If the state goes it alone it would have to fully fund its participation in the pre-FEED, pre-front-end engineering and design portion of the project, estimated at $104 million and $486 million for FEED, as well as fully funding its share of construction costs, some $12 billion (estimates by enalytica, the LB&A consultants) and at $108 million and $450 million, respectively for pre-FEED and FEED (estimates by the administration’s consultants, Black & Veatch) and an estimated $13.2 billion in construction costs.
If the project did not continue beyond pre-FEED, the state would owe TransCanada some $50-60 million for work done to that point, and if the project were abandoned after FEED, the state would owe TransCanada $150-400 million, with the variations — these are from enalytica estimates — based on whether the state allows TransCanada to carry all of its GTP and pipeline interest, or buys back 40 percent of that interest.
Both consultants have said that all numbers at this early stage of the project are certainly wrong, and are useful for showing direction.
Advantages of TransCanadaEstimates from enalytica show that state equity leads to higher government take on average, with the state taking a larger proportion than the producers combined, due to its dual role as equity participant and sovereign — the state would still collect corporate income taxes and property tax — and the fact that the state would not pay federal income tax.
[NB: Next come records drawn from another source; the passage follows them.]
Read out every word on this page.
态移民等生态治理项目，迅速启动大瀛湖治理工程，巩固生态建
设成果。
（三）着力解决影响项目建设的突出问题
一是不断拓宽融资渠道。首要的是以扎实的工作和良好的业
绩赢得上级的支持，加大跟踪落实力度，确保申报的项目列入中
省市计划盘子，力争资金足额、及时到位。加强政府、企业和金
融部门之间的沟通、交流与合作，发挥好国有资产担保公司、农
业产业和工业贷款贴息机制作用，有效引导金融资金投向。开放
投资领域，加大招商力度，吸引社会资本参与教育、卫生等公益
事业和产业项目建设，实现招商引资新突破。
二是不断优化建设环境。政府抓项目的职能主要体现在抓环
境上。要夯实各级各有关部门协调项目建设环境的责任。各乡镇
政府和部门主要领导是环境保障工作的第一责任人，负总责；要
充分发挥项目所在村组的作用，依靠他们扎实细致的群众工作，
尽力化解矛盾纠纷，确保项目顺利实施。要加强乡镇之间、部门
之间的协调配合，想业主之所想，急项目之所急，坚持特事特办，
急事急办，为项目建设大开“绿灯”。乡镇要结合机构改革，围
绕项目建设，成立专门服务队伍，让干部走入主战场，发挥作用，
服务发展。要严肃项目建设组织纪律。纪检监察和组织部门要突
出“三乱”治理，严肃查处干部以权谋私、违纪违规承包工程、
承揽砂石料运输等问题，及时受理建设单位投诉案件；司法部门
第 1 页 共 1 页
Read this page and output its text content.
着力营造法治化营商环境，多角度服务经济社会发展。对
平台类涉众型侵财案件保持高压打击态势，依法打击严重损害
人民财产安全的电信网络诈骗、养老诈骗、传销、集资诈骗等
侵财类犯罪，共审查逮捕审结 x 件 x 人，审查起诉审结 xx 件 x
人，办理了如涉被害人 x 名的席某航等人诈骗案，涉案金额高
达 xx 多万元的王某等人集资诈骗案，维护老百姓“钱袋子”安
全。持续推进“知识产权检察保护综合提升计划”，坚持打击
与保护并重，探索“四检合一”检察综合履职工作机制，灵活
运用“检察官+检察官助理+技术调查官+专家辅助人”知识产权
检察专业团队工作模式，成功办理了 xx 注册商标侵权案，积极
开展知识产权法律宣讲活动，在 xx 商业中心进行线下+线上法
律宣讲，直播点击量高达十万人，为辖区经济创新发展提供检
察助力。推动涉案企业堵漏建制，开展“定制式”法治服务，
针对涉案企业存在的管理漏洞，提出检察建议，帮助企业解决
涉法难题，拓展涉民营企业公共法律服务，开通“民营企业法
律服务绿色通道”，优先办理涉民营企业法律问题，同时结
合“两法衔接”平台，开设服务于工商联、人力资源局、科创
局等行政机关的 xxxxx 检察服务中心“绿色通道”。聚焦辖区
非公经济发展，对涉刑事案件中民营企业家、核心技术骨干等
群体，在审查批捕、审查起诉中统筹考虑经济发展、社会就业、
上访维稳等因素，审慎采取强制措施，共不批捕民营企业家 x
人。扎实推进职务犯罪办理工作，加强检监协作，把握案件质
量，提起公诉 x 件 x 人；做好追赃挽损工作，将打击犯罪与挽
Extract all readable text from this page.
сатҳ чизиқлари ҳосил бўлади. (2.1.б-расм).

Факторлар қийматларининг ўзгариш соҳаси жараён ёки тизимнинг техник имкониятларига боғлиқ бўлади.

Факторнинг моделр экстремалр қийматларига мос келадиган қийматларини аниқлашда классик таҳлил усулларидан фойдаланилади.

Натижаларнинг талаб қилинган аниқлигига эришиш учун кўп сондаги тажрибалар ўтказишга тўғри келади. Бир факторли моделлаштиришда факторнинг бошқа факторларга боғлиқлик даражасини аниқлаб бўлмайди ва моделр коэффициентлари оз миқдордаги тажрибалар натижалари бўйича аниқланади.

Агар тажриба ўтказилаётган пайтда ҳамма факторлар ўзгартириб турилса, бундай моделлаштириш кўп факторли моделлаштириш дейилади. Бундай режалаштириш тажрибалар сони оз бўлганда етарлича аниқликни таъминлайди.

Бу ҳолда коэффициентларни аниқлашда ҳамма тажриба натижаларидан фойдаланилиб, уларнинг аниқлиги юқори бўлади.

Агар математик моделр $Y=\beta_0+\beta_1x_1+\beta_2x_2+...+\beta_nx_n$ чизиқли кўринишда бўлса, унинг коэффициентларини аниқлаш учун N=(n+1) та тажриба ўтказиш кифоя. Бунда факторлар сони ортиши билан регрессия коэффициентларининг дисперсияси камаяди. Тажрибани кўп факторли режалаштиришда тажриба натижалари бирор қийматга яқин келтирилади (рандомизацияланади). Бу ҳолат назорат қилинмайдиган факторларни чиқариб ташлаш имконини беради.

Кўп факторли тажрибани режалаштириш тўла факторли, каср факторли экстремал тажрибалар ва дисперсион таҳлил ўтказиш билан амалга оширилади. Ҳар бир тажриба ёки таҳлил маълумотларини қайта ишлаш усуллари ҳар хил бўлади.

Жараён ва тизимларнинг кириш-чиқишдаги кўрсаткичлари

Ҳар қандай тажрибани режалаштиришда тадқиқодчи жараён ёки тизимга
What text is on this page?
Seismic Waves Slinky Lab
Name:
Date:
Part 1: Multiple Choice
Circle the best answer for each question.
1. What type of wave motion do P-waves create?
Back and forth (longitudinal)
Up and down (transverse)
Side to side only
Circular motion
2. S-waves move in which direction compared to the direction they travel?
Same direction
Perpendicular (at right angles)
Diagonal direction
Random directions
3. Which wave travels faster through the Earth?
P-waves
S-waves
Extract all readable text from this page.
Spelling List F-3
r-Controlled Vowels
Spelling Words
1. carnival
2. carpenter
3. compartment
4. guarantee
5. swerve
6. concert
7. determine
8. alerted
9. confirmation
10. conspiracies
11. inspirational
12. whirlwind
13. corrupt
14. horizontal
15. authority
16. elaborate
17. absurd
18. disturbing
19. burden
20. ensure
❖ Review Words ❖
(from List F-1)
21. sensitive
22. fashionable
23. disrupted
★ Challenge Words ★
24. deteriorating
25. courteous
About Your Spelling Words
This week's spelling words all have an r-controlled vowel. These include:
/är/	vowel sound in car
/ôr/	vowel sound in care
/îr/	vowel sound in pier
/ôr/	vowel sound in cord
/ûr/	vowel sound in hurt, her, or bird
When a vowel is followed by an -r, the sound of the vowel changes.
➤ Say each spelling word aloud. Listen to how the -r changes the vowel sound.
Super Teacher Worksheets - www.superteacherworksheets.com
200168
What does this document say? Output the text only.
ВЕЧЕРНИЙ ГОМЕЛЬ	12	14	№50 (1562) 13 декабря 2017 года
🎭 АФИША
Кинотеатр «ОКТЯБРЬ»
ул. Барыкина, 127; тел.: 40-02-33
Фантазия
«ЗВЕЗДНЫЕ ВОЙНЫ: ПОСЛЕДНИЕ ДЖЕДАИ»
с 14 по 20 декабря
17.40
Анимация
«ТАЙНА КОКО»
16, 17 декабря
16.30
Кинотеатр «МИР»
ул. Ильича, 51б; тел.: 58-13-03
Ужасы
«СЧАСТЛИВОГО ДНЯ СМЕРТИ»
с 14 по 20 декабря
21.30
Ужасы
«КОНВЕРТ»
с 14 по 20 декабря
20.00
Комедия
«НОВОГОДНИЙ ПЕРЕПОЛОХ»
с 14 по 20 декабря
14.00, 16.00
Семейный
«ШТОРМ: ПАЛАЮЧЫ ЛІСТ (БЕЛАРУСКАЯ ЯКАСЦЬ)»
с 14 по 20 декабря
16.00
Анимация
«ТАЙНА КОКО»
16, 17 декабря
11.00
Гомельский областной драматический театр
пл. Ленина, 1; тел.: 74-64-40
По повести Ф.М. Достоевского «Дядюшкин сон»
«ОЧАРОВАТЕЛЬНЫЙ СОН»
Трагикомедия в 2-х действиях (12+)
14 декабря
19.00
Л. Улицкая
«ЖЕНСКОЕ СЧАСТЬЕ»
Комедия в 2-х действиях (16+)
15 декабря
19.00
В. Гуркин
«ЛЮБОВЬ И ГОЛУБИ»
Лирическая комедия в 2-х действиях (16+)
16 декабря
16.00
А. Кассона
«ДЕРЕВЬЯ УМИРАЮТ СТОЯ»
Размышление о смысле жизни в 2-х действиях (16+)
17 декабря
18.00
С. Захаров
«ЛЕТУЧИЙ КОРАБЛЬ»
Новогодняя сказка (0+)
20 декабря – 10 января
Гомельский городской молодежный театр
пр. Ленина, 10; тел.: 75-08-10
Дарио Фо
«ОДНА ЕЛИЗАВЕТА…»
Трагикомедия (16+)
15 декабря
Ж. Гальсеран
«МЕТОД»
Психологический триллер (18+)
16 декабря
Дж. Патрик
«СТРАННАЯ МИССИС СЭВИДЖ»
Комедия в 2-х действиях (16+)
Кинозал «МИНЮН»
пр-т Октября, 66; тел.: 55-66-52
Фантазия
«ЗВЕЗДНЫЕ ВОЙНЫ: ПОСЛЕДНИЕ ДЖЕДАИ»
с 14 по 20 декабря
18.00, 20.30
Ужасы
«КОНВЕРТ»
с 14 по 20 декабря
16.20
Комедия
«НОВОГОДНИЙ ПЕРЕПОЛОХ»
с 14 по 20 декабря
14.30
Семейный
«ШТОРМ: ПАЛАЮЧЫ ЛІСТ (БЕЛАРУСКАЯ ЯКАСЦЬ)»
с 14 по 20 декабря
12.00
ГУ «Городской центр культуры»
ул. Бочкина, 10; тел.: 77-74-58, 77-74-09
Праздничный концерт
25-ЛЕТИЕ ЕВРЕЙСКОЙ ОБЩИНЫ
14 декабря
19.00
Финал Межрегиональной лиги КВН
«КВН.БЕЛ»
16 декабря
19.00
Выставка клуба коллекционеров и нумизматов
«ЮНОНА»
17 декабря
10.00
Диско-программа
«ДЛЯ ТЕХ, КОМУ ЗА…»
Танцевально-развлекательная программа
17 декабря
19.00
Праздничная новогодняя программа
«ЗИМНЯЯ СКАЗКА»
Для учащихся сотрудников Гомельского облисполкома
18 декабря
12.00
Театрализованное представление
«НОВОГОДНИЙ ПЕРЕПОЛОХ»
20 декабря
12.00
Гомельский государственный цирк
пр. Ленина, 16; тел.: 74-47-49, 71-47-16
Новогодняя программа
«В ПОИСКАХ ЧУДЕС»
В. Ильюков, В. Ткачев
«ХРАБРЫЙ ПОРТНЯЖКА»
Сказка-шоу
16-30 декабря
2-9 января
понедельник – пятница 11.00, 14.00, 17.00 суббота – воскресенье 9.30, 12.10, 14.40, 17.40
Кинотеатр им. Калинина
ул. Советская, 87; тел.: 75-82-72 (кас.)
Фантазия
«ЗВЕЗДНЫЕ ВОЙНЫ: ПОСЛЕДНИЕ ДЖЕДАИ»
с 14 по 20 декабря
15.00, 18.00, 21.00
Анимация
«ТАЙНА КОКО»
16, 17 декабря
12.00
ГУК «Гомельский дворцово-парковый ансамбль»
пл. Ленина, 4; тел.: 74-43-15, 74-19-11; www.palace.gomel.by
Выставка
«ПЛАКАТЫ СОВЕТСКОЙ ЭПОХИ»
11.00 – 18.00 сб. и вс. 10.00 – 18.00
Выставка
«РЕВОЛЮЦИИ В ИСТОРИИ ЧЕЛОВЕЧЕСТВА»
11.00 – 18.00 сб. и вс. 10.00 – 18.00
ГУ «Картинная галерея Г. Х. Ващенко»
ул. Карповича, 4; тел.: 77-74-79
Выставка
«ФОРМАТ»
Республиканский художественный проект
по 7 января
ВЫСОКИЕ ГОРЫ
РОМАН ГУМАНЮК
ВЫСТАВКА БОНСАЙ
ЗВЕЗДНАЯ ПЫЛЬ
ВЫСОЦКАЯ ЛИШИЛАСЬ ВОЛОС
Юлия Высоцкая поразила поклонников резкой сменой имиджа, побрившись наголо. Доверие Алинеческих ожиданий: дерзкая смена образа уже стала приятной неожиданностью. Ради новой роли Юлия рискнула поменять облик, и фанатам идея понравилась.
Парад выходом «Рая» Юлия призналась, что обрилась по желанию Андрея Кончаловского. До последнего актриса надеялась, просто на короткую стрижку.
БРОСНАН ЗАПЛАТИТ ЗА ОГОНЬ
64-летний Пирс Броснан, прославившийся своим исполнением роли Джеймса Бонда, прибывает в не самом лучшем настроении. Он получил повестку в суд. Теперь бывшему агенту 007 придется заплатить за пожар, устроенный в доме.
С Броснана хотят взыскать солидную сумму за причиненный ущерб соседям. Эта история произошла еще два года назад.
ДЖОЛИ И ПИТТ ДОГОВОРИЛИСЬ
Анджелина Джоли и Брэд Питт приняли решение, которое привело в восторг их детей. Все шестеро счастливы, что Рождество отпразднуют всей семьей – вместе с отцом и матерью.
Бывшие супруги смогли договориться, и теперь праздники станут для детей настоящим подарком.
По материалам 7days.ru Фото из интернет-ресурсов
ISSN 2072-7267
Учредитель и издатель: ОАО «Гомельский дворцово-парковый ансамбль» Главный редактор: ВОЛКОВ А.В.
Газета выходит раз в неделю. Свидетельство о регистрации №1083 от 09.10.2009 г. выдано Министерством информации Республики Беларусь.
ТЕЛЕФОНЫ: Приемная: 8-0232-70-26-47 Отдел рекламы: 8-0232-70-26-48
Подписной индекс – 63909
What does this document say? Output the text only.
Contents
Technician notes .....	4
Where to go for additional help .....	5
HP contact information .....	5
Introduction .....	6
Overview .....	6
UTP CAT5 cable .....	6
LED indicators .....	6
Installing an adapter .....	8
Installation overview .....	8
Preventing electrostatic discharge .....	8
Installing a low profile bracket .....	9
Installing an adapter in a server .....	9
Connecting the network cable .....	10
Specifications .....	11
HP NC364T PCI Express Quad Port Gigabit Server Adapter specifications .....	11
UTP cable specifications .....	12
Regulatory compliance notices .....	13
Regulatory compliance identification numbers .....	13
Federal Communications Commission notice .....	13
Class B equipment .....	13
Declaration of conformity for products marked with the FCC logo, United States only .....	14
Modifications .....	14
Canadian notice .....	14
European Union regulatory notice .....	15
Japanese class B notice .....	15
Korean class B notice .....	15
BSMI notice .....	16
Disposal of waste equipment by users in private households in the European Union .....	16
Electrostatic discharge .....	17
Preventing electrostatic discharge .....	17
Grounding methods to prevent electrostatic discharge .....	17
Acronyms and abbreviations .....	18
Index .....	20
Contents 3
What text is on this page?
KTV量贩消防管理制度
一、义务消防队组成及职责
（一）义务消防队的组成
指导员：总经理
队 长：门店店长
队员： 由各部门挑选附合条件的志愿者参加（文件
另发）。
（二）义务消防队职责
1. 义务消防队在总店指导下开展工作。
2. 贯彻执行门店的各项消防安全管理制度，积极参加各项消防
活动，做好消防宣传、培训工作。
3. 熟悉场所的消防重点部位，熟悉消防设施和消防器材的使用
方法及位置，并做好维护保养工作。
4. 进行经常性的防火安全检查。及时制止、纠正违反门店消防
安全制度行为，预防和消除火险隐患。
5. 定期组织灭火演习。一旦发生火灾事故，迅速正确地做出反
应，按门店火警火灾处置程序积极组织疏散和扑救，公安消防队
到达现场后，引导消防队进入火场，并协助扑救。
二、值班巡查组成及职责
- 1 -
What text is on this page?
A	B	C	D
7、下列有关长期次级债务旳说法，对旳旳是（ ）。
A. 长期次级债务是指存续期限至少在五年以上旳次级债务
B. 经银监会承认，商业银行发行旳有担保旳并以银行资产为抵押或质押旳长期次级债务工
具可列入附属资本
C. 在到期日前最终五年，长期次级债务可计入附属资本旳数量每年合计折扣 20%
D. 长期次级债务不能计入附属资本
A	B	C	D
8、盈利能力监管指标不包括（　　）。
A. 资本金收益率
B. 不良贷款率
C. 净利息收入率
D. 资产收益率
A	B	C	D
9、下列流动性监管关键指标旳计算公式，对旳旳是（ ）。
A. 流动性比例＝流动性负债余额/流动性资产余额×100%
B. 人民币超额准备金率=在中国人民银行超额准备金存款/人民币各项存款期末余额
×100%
These estimates show the state taking up to 35 percent at high gas prices while the combined producer take would be less than 30 percent at the same gas price. That was for a 25 percent state equity share, and was higher than the state’s take at 20 percent. Compared to the state’s take in-value, i.e. without an equity stake, at high gas prices the state would take more — although it would take much less at low gas prices — but without state equity participation there might not be a project.
TransCanada’s share of the cash from the project ranges from 1-7 percent, based on enalytica modeling, varying dependent on price levels and the level of buyback which the state exercises. TransCanada’s cash share is lowest with buyback and at high gas prices.
Black & Veatch, the administration consultants, said the economic impact to the state of partnering with TransCanada include TransCanada investing 60-100 percent of the state’s upfront capital costs for the GTP and pipeline (the variable is buyback by the state of up to 40 percent).
Once the project is in operation, the state would pay TransCanada a negotiated tariff for 60-100 percent of the GTP and pipeline capacity used to move state gas, again dependent on whether the state exercises its buyback option.
Black & Veatch concluded that the economic impact to the state from TransCanada’s involvement would be a reduction of some $4 billion in total cash flows. But the firm said the net present value impact would be marginal because upfront money carries more weight than cash flow over 25 years of operation.
Black & Veatch said TransCanada could reduce the state’s investment in the project by $4-7 billion (depending on buyback), said the state might hit debt limits going it alone and also noted TransCanada’s value as a partner, citing experience, keeping momentum going and the pipeline company’s bias toward expansion of the project, something it shares with the state.
TransCanada has committed to a tariff for state gas based on financing, and a change in TransCanada’s ability to get financing could lower its return on equity and net present value, Black & Veatch said.